Riguardo la situazione nel nostro Paese il premier ha spiegato: «Siamo tutti consapevoli dell’ansia di crescita, così necessaria, e l’ansia ci può portare qualche volta a dividere il tempo in categorie logiche che non hanno grande riscontro nella realtà. Avuti questi buoni risultati sul fronte della stabilità potremmo ben chiudere la fase uno e aprire la fase due: non è così, prima di tutto perché la disciplina dovrà essere nostra compagna di viaggio, alla quale ci abitueremo e che non è necessariamente foriera di depressione e recessione, se accompagnata da politiche adeguate. E poi perchè, udite udite, sulle azioni per la crescita il governo si è messo al lavoro già all’inizio della propria attività e in provvedimenti come il pesante pacchetto ‘salva Italia’ e altri provvedimenti per evitare situazioni molto compromettenti per il Paese, abbiamo già ricavato all’interno misure pro-crescita».

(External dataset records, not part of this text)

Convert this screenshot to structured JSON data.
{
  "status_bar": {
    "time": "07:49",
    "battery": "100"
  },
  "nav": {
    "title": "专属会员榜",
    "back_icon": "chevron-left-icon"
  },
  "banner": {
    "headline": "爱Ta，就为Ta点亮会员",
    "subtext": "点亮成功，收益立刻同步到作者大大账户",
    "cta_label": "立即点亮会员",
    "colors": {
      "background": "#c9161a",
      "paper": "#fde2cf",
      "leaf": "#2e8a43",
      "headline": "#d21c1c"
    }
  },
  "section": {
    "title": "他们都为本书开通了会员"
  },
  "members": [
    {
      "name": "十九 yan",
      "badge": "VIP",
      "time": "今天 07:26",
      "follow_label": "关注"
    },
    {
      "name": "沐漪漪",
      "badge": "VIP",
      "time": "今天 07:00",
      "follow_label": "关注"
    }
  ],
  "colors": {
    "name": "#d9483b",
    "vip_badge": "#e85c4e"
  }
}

«Provvederemo nei prossimi giorni a un altro piccolo concentrato di misure per la crescita. Non chiamiamolo decreto crescita o sviluppo, ma lo chiamerei ‘operazione crescita’. Quando l’opinione pubblica valuterà il provvedimento bisogna ricordare che non sarà la prima cosa che viene fatta per la crescita. Ma ci vuole tempo perché si abbia dei risultati. Abbiamo creato un ministro per lo sviluppo in modo da muovere energie verso la crescita”. Così ancora il premir Mario Monti nella sua informativa alla Camera.
«Le nostre banche sono stabili e non hanno indulto a finanziare la speculazione», è uno dei punti all’attivo del nostro sistema Paese che Mario Monti indica al Parlamento nell’informativa alla Camera. Il presidente del Consiglio ha sottolineato anche che «il nostro tasso di disoccupazione è più basso di quello di altri paesi». Dunque, è il messaggio di Monti in una «fase cruciale», «siamo molto sereni per come l’Italia si presenta nel quadro internazionale e ai mercati».

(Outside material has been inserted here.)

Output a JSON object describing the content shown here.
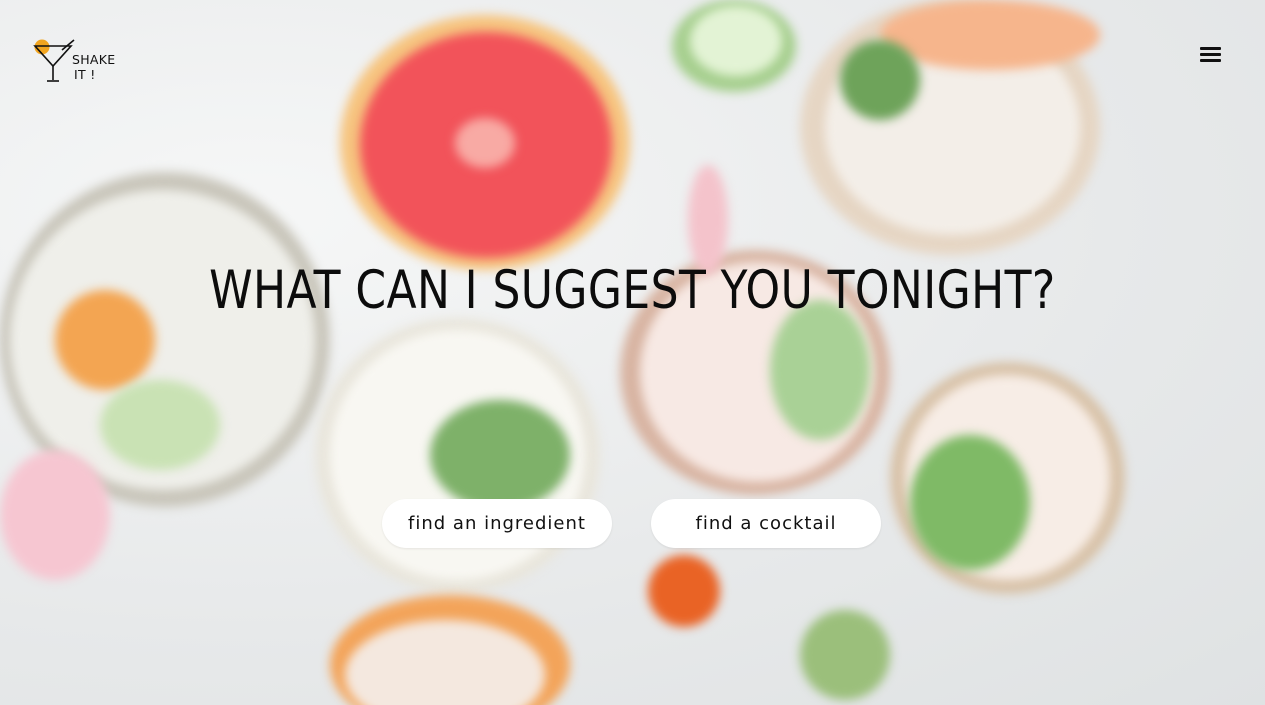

Approvare il più rapidamente possibile le riforme che al momento sono all’esame delle Aule e delle commissioni parlamentari. È questo “il suggerimento” che Mario Monti ha rivolto ieri a Angelino Alfano, Pierluigi Bersani e Pier Ferdinando Casini, nell’incontro di palazzo Chigi.
«Ho ritenuto di esporre loro con chiarezza – ha spiegato il premier in aula alla Camera – la situazione che presenta aspetti positivi ma che presenta anche tensioni nei mercati molto, molto gravi e che ‘ri-toccano’ l’Italia. Il suggerimento che ho dato ai capi dei partiti che sostengono il governo, è quello, se possibile, di un’intensificazione dell’azione in particolare per quanto riguarda i tempi. Ci sono delle decisioni che sono nelle aule parlamentari – ha spiegato Monti – e tutto quello che sarà possibile fare per portare a conclusione il più rapidamente possibile, gioverà a togliere quell’idea di ‘mezza cottura’ che consente agli osservatori non sempre benevoli verso l’Italia di dire sì la riforma è buona, ma chissà se il Parlamento la approverà».
E poi ancora: «ciò che preoccupa i mercati finanziari e le agenzie di rating è la scarsa crescita, che preoccupa anche noi. Se ci sarà crescita pagheremo uno spread inferiore, i tassi di interesse scenderanno, le imprese saranno facilitate negli investimenti e ciò ci metterà al riparo dal contagio». «Confido che sapremo avvalerci di questa grossa nuova difficoltà che si è profilata per avere uno sforzo raddoppiato sul fronte delle politiche europee e interne all’Italia». Lo ha affermato, a proposito delle nuove tensioni nei mercati, il premier Mario Monti intervenendo in Aula alla Camera.